Australia has a national decision to make this year; after hundreds of years of exclusion and paternalistic policy-making, the Australian public will be asked to vote on a voice to parliament enshrining an Aboriginal and Torres Strait Islander voice into the constitution. This will pave the way for self-determination and progress towards closing the social and economic gaps within Australian society.
In our view, the voice is a reasonable ask from our First Nations communities. However, with only 3.8 percent of the Australian population being Aboriginal and Torres Strait Islander, and more than 50 percent of the vote required in the majority of states, it will need strong allies and the non-indigenous Australian community to support it.
The Uluru Statement from the Heart and Yes23 is being supported broadly in the corporate world, with many large organizations, including my own, publicly putting their support behind the voice.
This momentous and important decision for our nation allows diversity and inclusion professionals to a reflection on our own organization’s power, whether we always include minority voices in decisions that affect them and the critical role allies play in ensuring that voices are heard. Diversity and inclusion is always considered when business decisions are made.
The ‘nothing about us without us’ principle, originating from the South African disability rights movement in the 1990s, stems from the premise that policies, procedures, rules, and regulations should not be created without explicit input from the very population that the rules and guidelines will be affecting.
Applying this alongside the human right of self-determination to any diverse group is key to inclusion and progress, and for Australian organizations, ensuring that we amplify the voices of First Nations employees will be the cornerstone of reconciliation in corporate Australia.
How can we amplify voices within organizations to ensure we meet our inclusion goals?
• Employee Resource groups (ERGs) are critical to grassroots inclusion, providing an opportunity to consult and provide a voice. Sharing our business and HR strategies and garnering their views on any policy or action that may affect them and their community is a must. At Origin, we are reviewing this, particularly with our indigenous employee network. Today the chairs of this employee network sit on our Reconciliation Steering Committee to steer our reconciliation progress and decisions. However, we will continue to review how we can keep First Nations voices at the center of everything we do in reconciliation.
• Executive sponsorship of your ERGs is a model that is working well in my organization and the groups are creating the ultimate champion and ally of their executive through their regular connections, coaching, and strategy support.

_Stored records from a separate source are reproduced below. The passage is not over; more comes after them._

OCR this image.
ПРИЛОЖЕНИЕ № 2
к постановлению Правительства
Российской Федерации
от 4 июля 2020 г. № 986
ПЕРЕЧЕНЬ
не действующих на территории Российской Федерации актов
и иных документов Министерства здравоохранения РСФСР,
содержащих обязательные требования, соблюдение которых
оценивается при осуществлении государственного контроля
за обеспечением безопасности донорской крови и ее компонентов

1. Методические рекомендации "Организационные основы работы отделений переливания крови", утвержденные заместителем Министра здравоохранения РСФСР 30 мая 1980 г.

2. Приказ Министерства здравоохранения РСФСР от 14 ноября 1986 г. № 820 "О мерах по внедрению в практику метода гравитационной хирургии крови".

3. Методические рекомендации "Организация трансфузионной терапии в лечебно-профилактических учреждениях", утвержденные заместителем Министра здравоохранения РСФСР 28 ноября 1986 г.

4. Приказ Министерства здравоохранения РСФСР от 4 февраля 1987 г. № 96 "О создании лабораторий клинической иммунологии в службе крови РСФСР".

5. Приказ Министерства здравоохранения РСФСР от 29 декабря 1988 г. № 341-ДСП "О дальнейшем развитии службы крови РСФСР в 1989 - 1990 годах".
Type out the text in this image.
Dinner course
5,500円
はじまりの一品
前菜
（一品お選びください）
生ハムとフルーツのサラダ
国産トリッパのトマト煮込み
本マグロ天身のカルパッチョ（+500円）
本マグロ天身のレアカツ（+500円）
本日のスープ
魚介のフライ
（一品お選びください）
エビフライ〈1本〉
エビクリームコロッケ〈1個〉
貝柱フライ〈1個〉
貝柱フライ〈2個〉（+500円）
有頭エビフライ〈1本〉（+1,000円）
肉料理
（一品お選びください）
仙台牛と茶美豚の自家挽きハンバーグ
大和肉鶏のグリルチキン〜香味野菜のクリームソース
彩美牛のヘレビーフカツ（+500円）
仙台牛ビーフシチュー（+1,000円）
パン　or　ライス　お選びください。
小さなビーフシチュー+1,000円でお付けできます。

“Employee Resource groups (ERGs) are critical to grassroots inclusion, provide an opportunity to consult and provide a voice.”
• Amplifying ERG voices and lived experience at your Inclusion and governance councils. Ensuring your employees and ERGs have a direct connection with your decision-makers and governance councils, such as Inclusion Councils and executive meetings, is essential. The one question our CEO always asks at our Inclusion Council is, 'Where are we on our inclusion journey?' hearing lived experiences from employees directly is one way this helps our organization understand our maturity and help drive the focus for our culture.
• Storytelling is so important in diversity and inclusion to build knowledge and empathy. It is impossible to understand how everyone works in the world and what their lived experience is unless you ask and share stories. Holding storytelling sessions within groups or across the business is one way of amplifying voices and considering intersectionality more fully.
• Really listening and learning. Make no assumptions. Asking individuals what they need and how best they can be supported.
• Active allyship. Allies are so important in inclusion and ensuring allies are in your ERGs or setting up ally networks is essential.
Once we have the voices there, it is so important that we listen. CEOs and c- suite executives can achieve true diversity of thought by being open and listening to diverse groups and people.
Australia has an opportunity for genuine reconciliation with Aboriginal and Torres Strait Islander people, the oldest continuous surviving culture in the world, and a group of people we can learn so much from. I will be voting yes, and as a diversity and inclusion practitioner continuing to challenge and ask myself, am I always applying the principle of 'nothing about us without us'?